Указывая пальцем на плантацию цветущих бобов в конце сада, он сказал:

— Бобы — предвестники урожая.

Полоска бобов еле заметно колыхалась. Остроконечные серовато-зеленые листики трепетали под массой белых и голубых цветов. Каждый цветок так напоминал полуоткрытый рот, и на каждом было по два черных пятнышка, похожих на глаза. У невполне распустившихся бутонов верхние лепестки слегка прикрывали эти пятнышки, подобно бледным векам с выглядывающими из-под них зрачками. Трепет всех этих цветов, похожих на глаза и губы, производил странное впечатление чего-то чувственного, притягивающего и загадочного.

Джорджио думал: «Как Ипполита будет счастлива здесь! Она понимает и ценит незатейливую красоту природы. Я помню ее радостные возгласы при виде какого-нибудь неизвестного цветка, растения, ягоды, насекомого с причудливой окраской и переливами». Он представил себе высокую, стройную фигуру Ипполиты, полную грации, утопающую в зелени, и внезапное страдание проникло все его существо: его охватило мучительное желание снова держать ее в своих объятиях, овладеть ее телом, пробудить в ней безграничную страсть, доставить ей неизведанные наслаждения. «Глаза ее будут слепы ко всему, кроме меня. Все ощущения ее будут создаваться только мной. Звук моего голоса заменит все остальные». Внезапно могущество любви показалось ему бесконечным. Жажда жизни проснулась в нем со стихийной силой.

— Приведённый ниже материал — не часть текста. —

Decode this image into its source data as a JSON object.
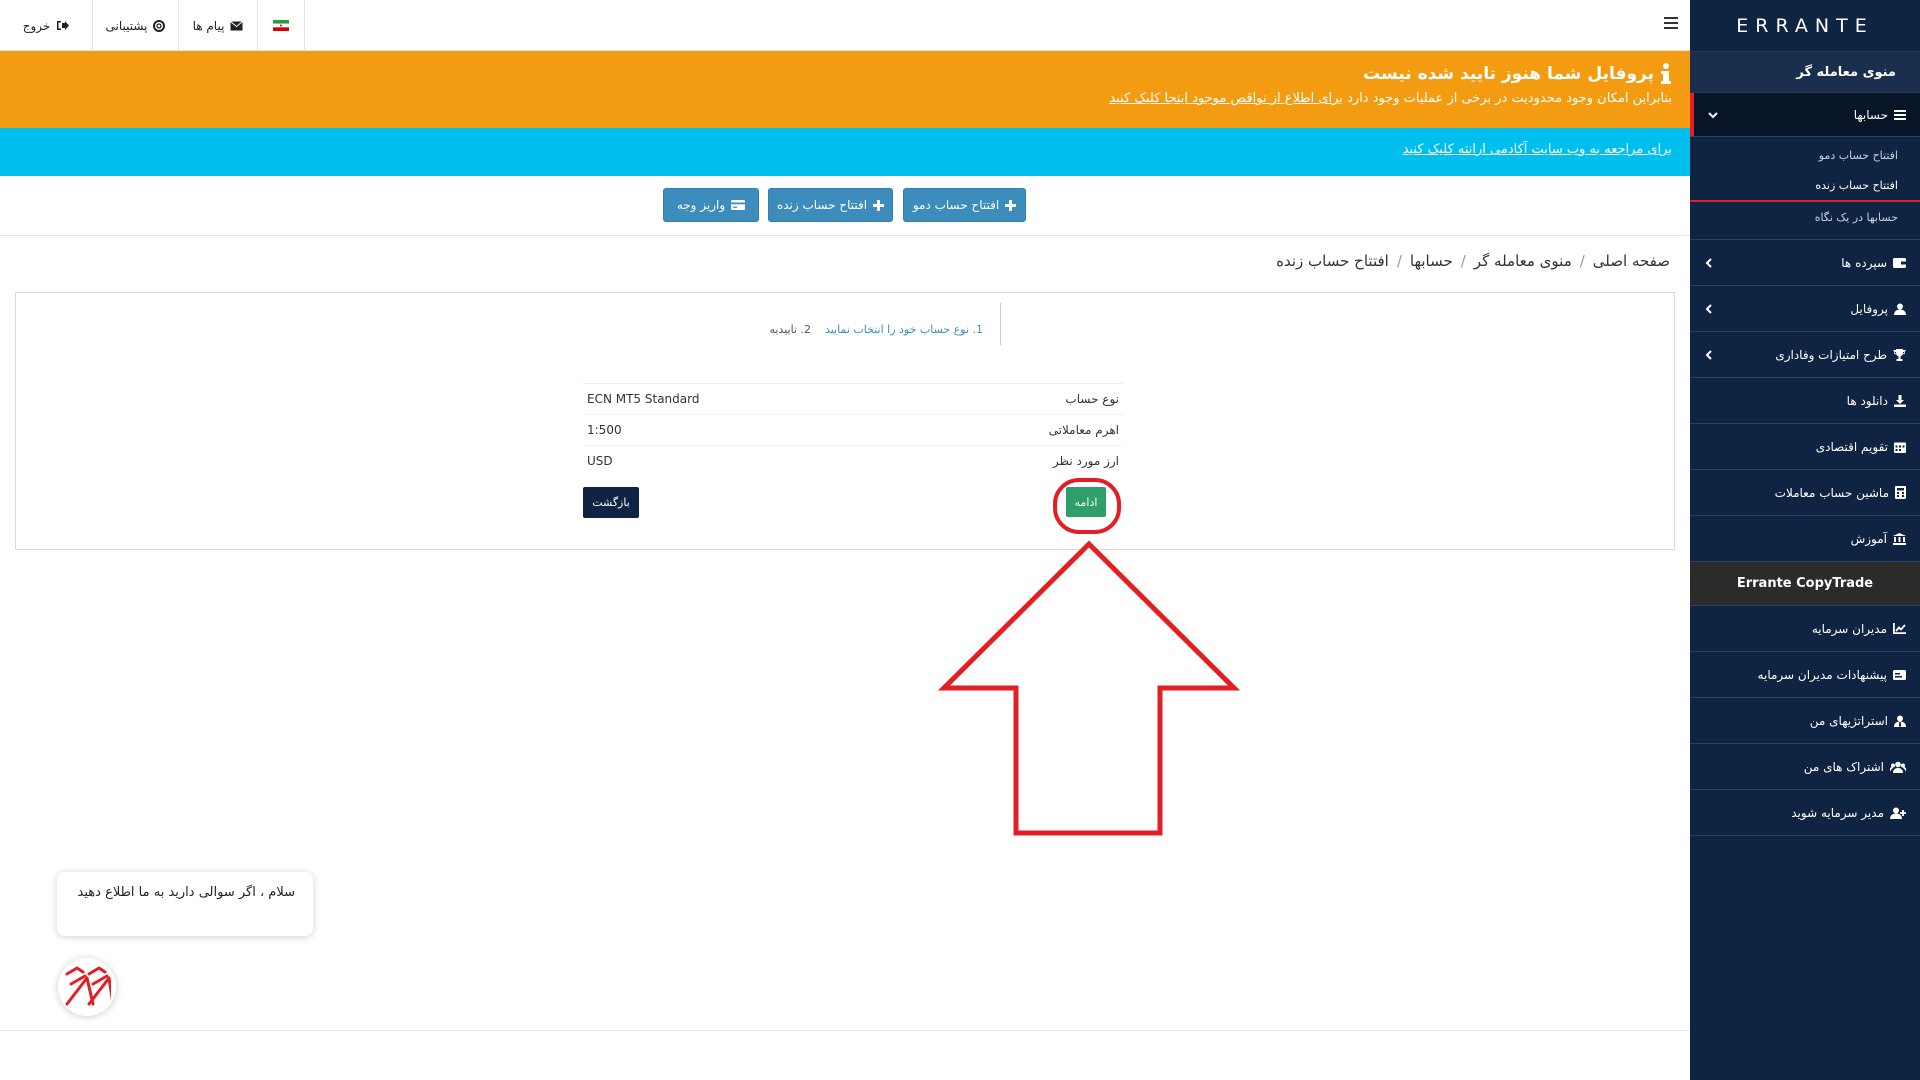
{
  "topbar": {
    "exit_label": "خروج",
    "support_label": "پشتیبانی",
    "messages_label": "پیام ها"
  },
  "alerts": {
    "profile_title": "پروفایل شما هنوز تایید شده نیست",
    "profile_text": "بنابراین امکان وجود محدودیت در برخی از عملیات وجود دارد",
    "profile_link": "برای اطلاع از نواقص موجود اینجا کلیک کنید",
    "academy_link": "برای مراجعه به وب سایت آکادمی ارانته کلیک کنید"
  },
  "actions": {
    "demo_label": "افتتاح حساب دمو",
    "live_label": "افتتاح حساب زنده",
    "deposit_label": "واریز وجه"
  },
  "breadcrumb": [
    "صفحه اصلی",
    "منوی معامله گر",
    "حسابها",
    "افتتاح حساب زنده"
  ],
  "steps": {
    "step1": "1. نوع حساب خود را انتخاب نمایید",
    "step2": "2. تاییدیه"
  },
  "summary": [
    {
      "label": "نوع حساب",
      "value": "ECN MT5 Standard"
    },
    {
      "label": "اهرم معاملاتی",
      "value": "1:500"
    },
    {
      "label": "ارز مورد نظر",
      "value": "USD"
    }
  ],
  "buttons": {
    "continue_label": "ادامه",
    "back_label": "بازگشت"
  },
  "chat": {
    "message": "سلام ، اگر سوالی دارید به ما اطلاع دهید"
  },
  "sidebar": {
    "logo": "ERRANTE",
    "menu_title": "منوی معامله گر",
    "accounts_label": "حسابها",
    "sub_items": [
      "افتتاح حساب دمو",
      "افتتاح حساب زنده",
      "حسابها در یک نگاه"
    ],
    "items": [
      {
        "label": "سپرده ها",
        "icon": "wallet-icon"
      },
      {
        "label": "پروفایل",
        "icon": "user-icon"
      },
      {
        "label": "طرح امتیازات وفاداری",
        "icon": "trophy-icon"
      },
      {
        "label": "دانلود ها",
        "icon": "download-icon"
      },
      {
        "label": "تقویم اقتصادی",
        "icon": "calendar-icon"
      },
      {
        "label": "ماشین حساب معاملات",
        "icon": "calculator-icon"
      },
      {
        "label": "آموزش",
        "icon": "bank-icon"
      }
    ],
    "copy_header": "Errante CopyTrade",
    "copy_items": [
      {
        "label": "مدیران سرمایه",
        "icon": "chart-icon"
      },
      {
        "label": "پیشنهادات مدیران سرمایه",
        "icon": "card-icon"
      },
      {
        "label": "استراتژیهای من",
        "icon": "user-tie-icon"
      },
      {
        "label": "اشتراک های من",
        "icon": "users-icon"
      },
      {
        "label": "مدیر سرمایه شوید",
        "icon": "user-plus-icon"
      }
    ]
  },
  "colors": {
    "sidebar_bg": "#0f2443",
    "alert_orange": "#f39c12",
    "alert_blue": "#00bfef",
    "primary_button": "#3c8dbc",
    "continue_button": "#2e9e6a",
    "highlight_red": "#e31e24"
  }
}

Поднимаясь по лестнице, он думал, что сердце его не выдержит и разорвется под наплывом возрастающего волнения. Войдя на террасу, он обвел весь пейзаж отуманенным взором. В эти минуты прилива жизнерадостности ему казалось, будто солнце восходит в глубине его души.

Спокойная поверхность моря отражала сияние, разлитое в небе, и дробила его на мириады неугасимых лучей. В прозрачном воздухе ясно вырисовывались далекие окрестности: Пенна-дель-Васто, гора Гаргано, острова Тремити — справа, мыс Моро, Никкиоло, мыс Ортона — слева. Белая Ортона, похожая на азиатский город горячих холмов Палестины, выступала на фоне лазури с плоскими крышами своих построек, у которых недоставало лишь минаретов. Вся эта цепь мысов и заливов в форме полумесяца производила впечатление ряда жертвенников, потому что каждый клочок земли здесь представлял собой богатую житницу. Цветущий дрок застилал своей золотой мантией все побережье. Из каждого кустика неслись густые волны благоуханий, подобно ладану из кадила. Воздух, наполнявший грудь, казался живительной влагой.

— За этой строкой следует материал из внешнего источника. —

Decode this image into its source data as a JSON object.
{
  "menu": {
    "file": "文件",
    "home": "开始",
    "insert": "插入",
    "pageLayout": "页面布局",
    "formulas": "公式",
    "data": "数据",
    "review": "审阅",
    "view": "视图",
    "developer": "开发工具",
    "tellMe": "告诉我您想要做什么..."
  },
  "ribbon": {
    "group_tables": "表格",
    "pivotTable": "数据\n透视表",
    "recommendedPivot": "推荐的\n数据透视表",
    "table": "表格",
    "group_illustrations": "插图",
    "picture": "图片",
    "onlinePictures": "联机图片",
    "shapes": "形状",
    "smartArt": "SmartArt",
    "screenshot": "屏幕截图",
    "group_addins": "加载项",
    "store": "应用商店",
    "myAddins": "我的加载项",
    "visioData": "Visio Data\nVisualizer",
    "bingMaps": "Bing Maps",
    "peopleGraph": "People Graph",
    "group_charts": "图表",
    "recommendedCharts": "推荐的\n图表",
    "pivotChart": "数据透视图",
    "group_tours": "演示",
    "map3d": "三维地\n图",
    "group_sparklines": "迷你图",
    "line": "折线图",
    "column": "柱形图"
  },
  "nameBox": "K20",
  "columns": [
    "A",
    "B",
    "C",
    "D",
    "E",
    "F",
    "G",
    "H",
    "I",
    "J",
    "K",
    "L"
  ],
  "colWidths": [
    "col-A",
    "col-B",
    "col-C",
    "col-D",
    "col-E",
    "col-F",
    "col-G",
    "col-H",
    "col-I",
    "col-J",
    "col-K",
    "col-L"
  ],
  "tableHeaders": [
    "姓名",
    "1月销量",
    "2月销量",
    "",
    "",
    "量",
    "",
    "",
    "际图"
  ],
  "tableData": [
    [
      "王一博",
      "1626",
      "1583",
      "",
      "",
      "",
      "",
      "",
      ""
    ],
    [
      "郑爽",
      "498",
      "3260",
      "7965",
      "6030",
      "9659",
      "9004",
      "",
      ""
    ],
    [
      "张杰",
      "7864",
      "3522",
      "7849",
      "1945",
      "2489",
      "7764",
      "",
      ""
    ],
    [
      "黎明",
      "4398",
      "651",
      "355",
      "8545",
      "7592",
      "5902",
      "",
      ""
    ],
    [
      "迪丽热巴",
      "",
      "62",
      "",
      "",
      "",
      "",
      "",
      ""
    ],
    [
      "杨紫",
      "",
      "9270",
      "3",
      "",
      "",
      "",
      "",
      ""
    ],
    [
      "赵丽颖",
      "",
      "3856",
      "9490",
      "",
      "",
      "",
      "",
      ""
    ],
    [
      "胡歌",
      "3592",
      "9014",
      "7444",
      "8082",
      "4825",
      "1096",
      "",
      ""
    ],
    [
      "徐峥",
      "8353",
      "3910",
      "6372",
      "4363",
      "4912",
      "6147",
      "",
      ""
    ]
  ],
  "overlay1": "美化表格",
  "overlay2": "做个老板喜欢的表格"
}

Первые дни Джорджио весь ушел в хлопоты по устройству маленького домика, готовившегося заключить в свои мирные объятия Новую Жизнь. В лице Коло ди Шампанья он нашел себе деятельного помощника, искусного во всех ремеслах. Вдохновленный овладевшей им иллюзией Джорджио начертил на полоске новоотштукатуренной стены старинный девиз: Parva domus, magna quies. Даже пустившие ростки три семячка гвоздики, занесенные, по всей вероятности, ветром в щель оконной рамы, показались ему добрым предзнаменованием.

Но, когда все было готово и искусственное возбуждение улеглось, он почувствовал в глубине своей души какое-то недовольство и странную, необъяснимую тревогу, ему казалось, что и на этот раз судьба толкнула его на путь ложный и опасный, из другого места, с других уст доносился до ушей его голос призыва и упрека. Он переживал скорбь недавней разлуки без слез, но такой мучительной в тот момент, когда он солгал, скромно опустив глаза и не отвечая на безмолвный вопрос, светившийся в усталых глазах его матери: «Для кого ты покидаешь меня?»